Understanding the dynamics of any scene so far removed from time and place that we’re all accustomed to is difficult. It’d be hard to even name more than a few bands from Boston’s halcyon punk days before the hardcore kids took that place over. Richie Parsons, though, is a name that’s bound to come up over and over again. Founding Unnatural Axe, which we’ll get to in a few days, the guy apparently was thought of in pretty high regards, garnering approval from the Burma guys. Even if that wasn’t the case, one of Parsons’ latter day groups, Future Dads rank pretty high in their appropriation of punk and pop.

Figuring the band as pop punk in the same way the Queers or Screeching Weasel are pop punk is fallacious. Future dads sit closer to the fast paced efforts from neighbors the Real Kids. It’s almost power pop, but has nothing to do with the Jam or other more sucrose rave ups.

Releasing a single feature “Dorchester Summer,” which probably makes more sense if one’s familiar with the landscape up in Boston, seems to have been the band’s main triumph. Soldering together that single and whatever leftovers were sitting around, we can all take in 24 Winship and marvel at major label’s inability to pick up on good bands. Why weren’t these guys on Sire Records along with all the NY based punk acts?

No reason. Just bad timing and being in the wrong town, I suppose.

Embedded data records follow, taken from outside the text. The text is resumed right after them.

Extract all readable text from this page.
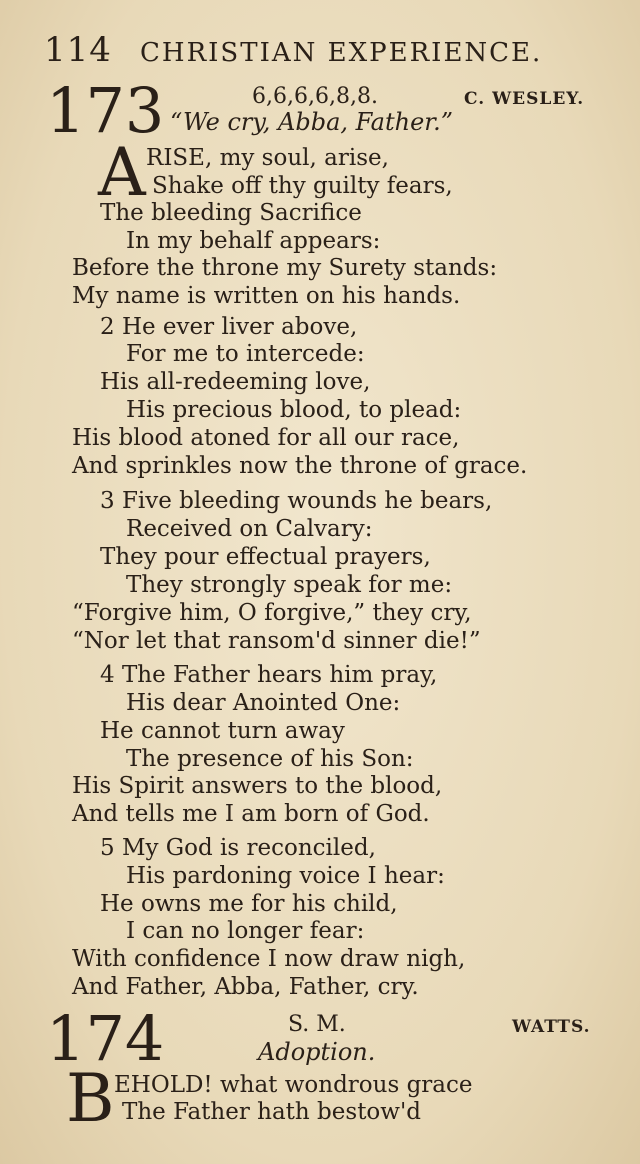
114 CHRISTIAN EXPERIENCE.
173	6,6,6,6,8,8.	C. WESLEY.
“We cry, Abba, Father.”
A RISE, my soul, arise,
Shake off thy guilty fears,
The bleeding Sacrifice
In my behalf appears:
Before the throne my Surety stands:
My name is written on his hands.
2 He ever liver above,
For me to intercede:
His all-redeeming love,
His precious blood, to plead:
His blood atoned for all our race,
And sprinkles now the throne of grace.
3 Five bleeding wounds he bears,
Received on Calvary:
They pour effectual prayers,
They strongly speak for me:
“Forgive him, O forgive,” they cry,
“Nor let that ransom'd sinner die!”
4 The Father hears him pray,
His dear Anointed One:
He cannot turn away
The presence of his Son:
His Spirit answers to the blood,
And tells me I am born of God.
5 My God is reconciled,
His pardoning voice I hear:
He owns me for his child,
I can no longer fear:
With confidence I now draw nigh,
And Father, Abba, Father, cry.
174	S. M.	WATTS.
Adoption.
B EHOLD! what wondrous grace
The Father hath bestow'd
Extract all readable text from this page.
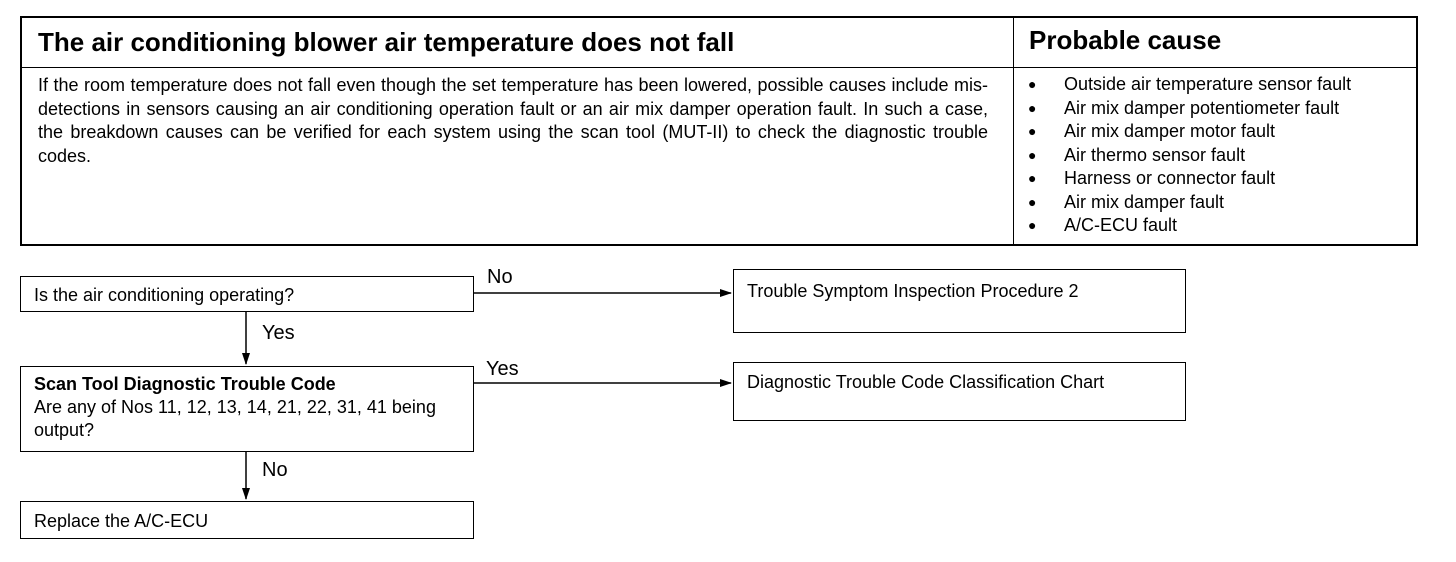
The air conditioning blower air temperature does not fall	Probable cause
If the room temperature does not fall even though the set temperature has been lowered, possible causes include mis-detections in sensors causing an air conditioning operation fault or an air mix damper operation fault. In such a case, the breakdown causes can be verified for each system using the scan tool (MUT-II) to check the diagnostic trouble codes.
●	Outside air temperature sensor fault
●	Air mix damper potentiometer fault
●	Air mix damper motor fault
●	Air thermo sensor fault
●	Harness or connector fault
●	Air mix damper fault
●	A/C-ECU fault
Is the air conditioning operating?	Trouble Symptom Inspection Procedure 2
Scan Tool Diagnostic Trouble Code
Are any of Nos 11, 12, 13, 14, 21, 22, 31, 41 being output?
Diagnostic Trouble Code Classification Chart
Replace the A/C-ECU
No
Yes
Yes
No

What makes Future Dads remarkable, apart from the name of the band itself, is the fact that the ensemble was able to work up instrumentals and not wind up sounding boring or musically inept. “Opus In D” may well be a pompous tag to levy on a composition, but it works. The only issue one might take with it is the eventual incorporation of a saxophone. It’s not that the instrument doesn’t fit – it does perfectly. But leaving the brass out until the final portion of the song only serves to mitigated the track’s success. Somehow it’s all punk, surf and fifties rock stuff rolled into one. And there really weren’t too many bands – Boston based or otherwise – able to combine all those elements in a seamless manner by 1981.

Surely, there’re punkier bands. And they’re more adept musicians. But Parsons being able to appropriate material from so many different sources and arrive at this almost pop concoction is remarkable. It’s a keeper.